Would the private Mrs. Kennedy have countenanced this fuss? You bet. She was no more prone to paying taxes than most people on Fifth Avenue. She would have been bemused to see so many ordinary things fetch such extraordinary prices. She would have smiled or perhaps even be stunned when three pillows worth $50 sold for $23,500.
The Kennedys, for some, are America's last royal family. They had style, grace and charm. They reigned in the trouble-free era before the old cities exploded, before Vietnam, before Watergate. They presided over the country when people trusted their government and, believe it or not, members of Congress were admired. Especially after his martyr death in Dallas, President Kennedy became the icon king and his wife the icon queen.
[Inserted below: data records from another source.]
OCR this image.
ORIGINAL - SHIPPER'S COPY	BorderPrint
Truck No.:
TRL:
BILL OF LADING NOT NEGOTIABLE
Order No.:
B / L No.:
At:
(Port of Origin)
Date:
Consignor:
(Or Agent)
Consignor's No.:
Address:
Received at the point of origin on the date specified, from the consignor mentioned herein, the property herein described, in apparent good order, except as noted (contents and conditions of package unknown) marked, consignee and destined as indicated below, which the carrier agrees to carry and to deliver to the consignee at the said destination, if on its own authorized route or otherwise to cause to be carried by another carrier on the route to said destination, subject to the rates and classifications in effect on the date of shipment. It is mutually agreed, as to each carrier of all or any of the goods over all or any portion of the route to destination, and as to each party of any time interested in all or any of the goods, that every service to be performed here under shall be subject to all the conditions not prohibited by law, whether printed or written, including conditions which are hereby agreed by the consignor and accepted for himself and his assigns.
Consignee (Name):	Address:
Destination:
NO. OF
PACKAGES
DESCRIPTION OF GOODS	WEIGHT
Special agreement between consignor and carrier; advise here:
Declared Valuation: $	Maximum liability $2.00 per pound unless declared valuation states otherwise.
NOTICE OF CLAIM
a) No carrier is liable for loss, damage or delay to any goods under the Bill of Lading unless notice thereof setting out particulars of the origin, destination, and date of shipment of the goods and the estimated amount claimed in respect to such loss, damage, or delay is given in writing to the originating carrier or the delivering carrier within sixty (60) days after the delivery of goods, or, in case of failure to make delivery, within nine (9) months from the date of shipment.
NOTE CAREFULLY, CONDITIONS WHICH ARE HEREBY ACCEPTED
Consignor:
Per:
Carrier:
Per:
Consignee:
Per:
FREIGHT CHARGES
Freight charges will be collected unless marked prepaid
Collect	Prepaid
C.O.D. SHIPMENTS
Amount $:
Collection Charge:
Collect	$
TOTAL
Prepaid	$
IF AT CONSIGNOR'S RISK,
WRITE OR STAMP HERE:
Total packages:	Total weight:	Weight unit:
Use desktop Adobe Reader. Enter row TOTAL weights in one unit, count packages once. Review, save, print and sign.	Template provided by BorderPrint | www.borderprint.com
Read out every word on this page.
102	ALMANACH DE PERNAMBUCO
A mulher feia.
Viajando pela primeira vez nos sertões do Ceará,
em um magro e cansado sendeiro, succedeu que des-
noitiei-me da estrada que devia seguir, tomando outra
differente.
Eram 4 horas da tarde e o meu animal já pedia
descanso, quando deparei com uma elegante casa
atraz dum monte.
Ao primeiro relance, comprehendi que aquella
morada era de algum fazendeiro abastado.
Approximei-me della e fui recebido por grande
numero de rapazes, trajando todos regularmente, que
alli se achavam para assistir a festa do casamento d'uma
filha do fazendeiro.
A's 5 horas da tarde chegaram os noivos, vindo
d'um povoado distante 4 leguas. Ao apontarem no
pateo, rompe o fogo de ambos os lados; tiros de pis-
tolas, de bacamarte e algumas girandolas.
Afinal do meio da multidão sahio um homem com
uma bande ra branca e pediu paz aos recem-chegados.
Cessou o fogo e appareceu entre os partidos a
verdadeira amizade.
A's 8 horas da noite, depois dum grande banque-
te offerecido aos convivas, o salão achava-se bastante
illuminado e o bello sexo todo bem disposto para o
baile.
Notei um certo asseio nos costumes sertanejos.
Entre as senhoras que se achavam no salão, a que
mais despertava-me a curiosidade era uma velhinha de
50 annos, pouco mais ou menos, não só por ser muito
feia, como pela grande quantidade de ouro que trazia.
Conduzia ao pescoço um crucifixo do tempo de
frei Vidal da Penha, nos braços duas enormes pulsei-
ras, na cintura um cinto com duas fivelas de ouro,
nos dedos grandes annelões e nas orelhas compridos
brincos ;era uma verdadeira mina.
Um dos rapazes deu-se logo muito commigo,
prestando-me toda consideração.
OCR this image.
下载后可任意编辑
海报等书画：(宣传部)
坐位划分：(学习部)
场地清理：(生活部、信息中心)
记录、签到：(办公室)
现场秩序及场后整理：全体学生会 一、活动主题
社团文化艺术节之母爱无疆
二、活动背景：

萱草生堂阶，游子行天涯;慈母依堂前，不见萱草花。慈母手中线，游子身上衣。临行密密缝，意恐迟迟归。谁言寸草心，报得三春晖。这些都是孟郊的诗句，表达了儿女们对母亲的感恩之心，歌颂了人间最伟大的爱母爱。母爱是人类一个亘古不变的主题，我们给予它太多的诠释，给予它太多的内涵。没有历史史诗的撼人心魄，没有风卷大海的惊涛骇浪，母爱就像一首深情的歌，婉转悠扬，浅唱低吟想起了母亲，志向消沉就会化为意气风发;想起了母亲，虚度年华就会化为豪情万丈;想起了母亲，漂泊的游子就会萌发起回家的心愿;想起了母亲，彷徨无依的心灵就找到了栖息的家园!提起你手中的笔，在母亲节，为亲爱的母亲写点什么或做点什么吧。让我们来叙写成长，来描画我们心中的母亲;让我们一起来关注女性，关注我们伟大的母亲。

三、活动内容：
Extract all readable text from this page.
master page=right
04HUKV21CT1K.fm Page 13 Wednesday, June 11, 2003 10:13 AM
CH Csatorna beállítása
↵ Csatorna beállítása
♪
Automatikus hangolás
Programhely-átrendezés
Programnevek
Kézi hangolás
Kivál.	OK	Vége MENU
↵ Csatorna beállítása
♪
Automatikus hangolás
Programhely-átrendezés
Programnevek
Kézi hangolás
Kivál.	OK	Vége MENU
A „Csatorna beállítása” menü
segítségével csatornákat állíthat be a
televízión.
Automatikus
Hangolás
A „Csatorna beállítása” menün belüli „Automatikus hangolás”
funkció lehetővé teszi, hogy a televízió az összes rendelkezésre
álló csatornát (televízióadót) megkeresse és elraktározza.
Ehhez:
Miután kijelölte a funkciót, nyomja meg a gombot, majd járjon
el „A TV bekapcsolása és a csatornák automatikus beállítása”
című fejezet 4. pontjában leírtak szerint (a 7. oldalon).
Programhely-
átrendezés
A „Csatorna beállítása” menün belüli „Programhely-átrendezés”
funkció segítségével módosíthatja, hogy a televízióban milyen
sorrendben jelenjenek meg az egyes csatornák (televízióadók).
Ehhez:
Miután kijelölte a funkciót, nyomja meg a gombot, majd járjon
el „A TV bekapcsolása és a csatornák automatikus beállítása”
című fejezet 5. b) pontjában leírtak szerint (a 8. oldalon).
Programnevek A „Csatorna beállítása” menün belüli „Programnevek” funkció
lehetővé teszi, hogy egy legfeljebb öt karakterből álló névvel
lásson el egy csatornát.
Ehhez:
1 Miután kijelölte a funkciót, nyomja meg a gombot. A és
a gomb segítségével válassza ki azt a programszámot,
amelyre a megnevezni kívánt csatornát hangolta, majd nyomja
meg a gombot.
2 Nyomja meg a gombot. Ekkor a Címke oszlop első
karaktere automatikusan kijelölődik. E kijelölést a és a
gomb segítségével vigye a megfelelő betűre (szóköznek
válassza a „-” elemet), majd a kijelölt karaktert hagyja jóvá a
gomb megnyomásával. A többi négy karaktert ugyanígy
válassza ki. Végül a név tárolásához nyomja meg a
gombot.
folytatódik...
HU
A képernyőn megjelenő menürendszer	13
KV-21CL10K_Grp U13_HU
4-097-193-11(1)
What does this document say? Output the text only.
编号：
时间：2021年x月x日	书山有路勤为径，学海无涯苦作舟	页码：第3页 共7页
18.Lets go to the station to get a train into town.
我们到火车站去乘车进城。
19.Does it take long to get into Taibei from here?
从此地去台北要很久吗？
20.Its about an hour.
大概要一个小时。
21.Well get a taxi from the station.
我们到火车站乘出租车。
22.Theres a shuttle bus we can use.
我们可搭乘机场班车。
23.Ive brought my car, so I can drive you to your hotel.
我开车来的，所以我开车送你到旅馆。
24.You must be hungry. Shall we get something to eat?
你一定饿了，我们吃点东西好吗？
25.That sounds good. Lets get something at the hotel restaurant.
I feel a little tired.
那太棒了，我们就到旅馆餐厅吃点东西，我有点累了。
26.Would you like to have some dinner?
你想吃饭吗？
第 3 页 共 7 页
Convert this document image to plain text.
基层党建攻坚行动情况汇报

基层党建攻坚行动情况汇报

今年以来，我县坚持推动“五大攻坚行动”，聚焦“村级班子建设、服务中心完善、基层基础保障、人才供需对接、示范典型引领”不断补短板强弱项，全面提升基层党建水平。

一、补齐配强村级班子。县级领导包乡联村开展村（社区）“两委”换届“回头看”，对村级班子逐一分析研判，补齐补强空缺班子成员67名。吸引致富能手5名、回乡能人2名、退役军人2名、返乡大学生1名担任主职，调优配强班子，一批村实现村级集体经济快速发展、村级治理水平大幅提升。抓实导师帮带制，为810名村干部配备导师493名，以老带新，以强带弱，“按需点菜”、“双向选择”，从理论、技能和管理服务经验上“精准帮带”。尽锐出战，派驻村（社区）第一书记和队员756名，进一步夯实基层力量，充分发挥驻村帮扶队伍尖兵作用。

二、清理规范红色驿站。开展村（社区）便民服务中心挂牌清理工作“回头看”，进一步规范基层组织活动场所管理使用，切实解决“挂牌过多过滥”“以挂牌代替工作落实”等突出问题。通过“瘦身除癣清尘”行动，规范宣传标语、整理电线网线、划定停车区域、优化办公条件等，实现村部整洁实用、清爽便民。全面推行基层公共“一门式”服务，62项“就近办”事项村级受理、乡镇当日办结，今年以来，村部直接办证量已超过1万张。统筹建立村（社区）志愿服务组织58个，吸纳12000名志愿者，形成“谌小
For those bidding in the Sotheby auction houses in New York, Chicago and Los Angeles it was a demonstration of some of the incredible wealth stored away in America.
Listen to the conservative economists who says that "income tax rates in America are so high as to stifle incentive." Listen to those who assert that the capital gain tax must be eliminated and the minimum wage not increased in order for American business to flourish. Listen to those in Congress who say we must do away with the earned income tax credit for the working poor to get our fiscal house in order.
Listen to all the gibberish and tell them that during the same week as the Sotheby auctions, Donald Trump announced he has sold more than half of the 168 condominiums in his new 52-story Columbus Circle building, sight unseen, with the penthouse still available for $8.4 million. Tell them to buy a Sotheby catalog where the posted prices aggregate $34.5 million for mostly less than memorable items.
Taxes cannot be all that oppressive if people buy multi-million dollar condos sight unseen and if there are standing room only crowds hectically bidding to the moon. There's a lot of incentive left in America -- enough to buy some old golf clubs for $1.16 million.
~Tom Eagleton of St. Louis is a former U.S. senator from Missouri.